In summary, there is limited evidence supporting the relationship between POLR3K and HDL21, also referred to as POLR3K-related disorder. More experimental and case level evidence is needed to establish a definitive disease association. This classification was approved by the ClinGen Leukodystrophy and Leukoencephalopathy GCEP on the meeting date September 10, 2025 (SOP Version 11).

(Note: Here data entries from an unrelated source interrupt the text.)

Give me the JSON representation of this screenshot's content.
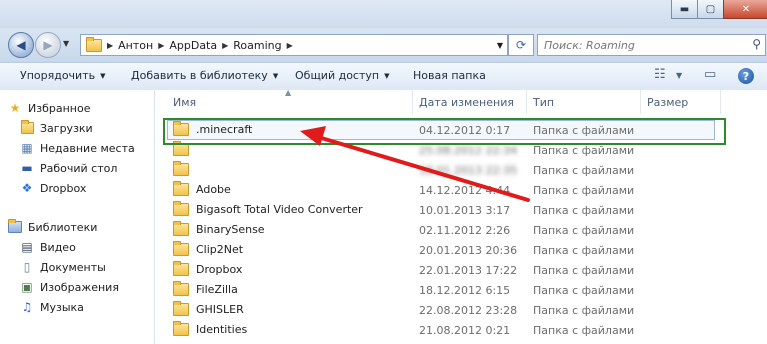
{
  "window": {
    "buttons": {
      "minimize": "▬",
      "maximize": "▢",
      "close": "✕"
    }
  },
  "address": {
    "crumbs": [
      "Антон",
      "AppData",
      "Roaming"
    ],
    "search_placeholder": "Поиск: Roaming"
  },
  "toolbar": {
    "organize": "Упорядочить",
    "add_library": "Добавить в библиотеку",
    "share": "Общий доступ",
    "new_folder": "Новая папка",
    "help": "?"
  },
  "nav": {
    "favorites": {
      "title": "Избранное",
      "items": [
        "Загрузки",
        "Недавние места",
        "Рабочий стол",
        "Dropbox"
      ]
    },
    "libraries": {
      "title": "Библиотеки",
      "items": [
        "Видео",
        "Документы",
        "Изображения",
        "Музыка"
      ]
    }
  },
  "columns": {
    "name": "Имя",
    "date": "Дата изменения",
    "type": "Тип",
    "size": "Размер"
  },
  "files": [
    {
      "name": ".minecraft",
      "date": "04.12.2012 0:17",
      "type": "Папка с файлами",
      "highlighted": true
    },
    {
      "name": "",
      "date": "25.08.2012 22:34",
      "type": "Папка с файлами",
      "blurred": true
    },
    {
      "name": "",
      "date": "18.01.2013 22:35",
      "type": "Папка с файлами",
      "blurred": true
    },
    {
      "name": "Adobe",
      "date": "14.12.2012 4:44",
      "type": "Папка с файлами"
    },
    {
      "name": "Bigasoft Total Video Converter",
      "date": "10.01.2013 3:17",
      "type": "Папка с файлами"
    },
    {
      "name": "BinarySense",
      "date": "02.11.2012 2:26",
      "type": "Папка с файлами"
    },
    {
      "name": "Clip2Net",
      "date": "20.01.2013 20:36",
      "type": "Папка с файлами"
    },
    {
      "name": "Dropbox",
      "date": "22.01.2013 17:22",
      "type": "Папка с файлами"
    },
    {
      "name": "FileZilla",
      "date": "18.12.2012 6:15",
      "type": "Папка с файлами"
    },
    {
      "name": "GHISLER",
      "date": "22.08.2012 23:28",
      "type": "Папка с файлами"
    },
    {
      "name": "Identities",
      "date": "21.08.2012 0:21",
      "type": "Папка с файлами"
    }
  ],
  "colors": {
    "highlight_frame": "#2f8a2f",
    "annotation_arrow": "#e01b1b"
  }
}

The GenCC data are available free of restriction under a CC0 1.0 Universal (CC0 1.0) Public Domain Dedication. The GenCC requests that you give attribution to GenCC and the contributing sources whenever possible and appropriate. The accepted Flagship manuscript is now available from Genetics in Medicine (https://www.gimjournal.org/article/S1098-3600(22)00746-8/fulltext).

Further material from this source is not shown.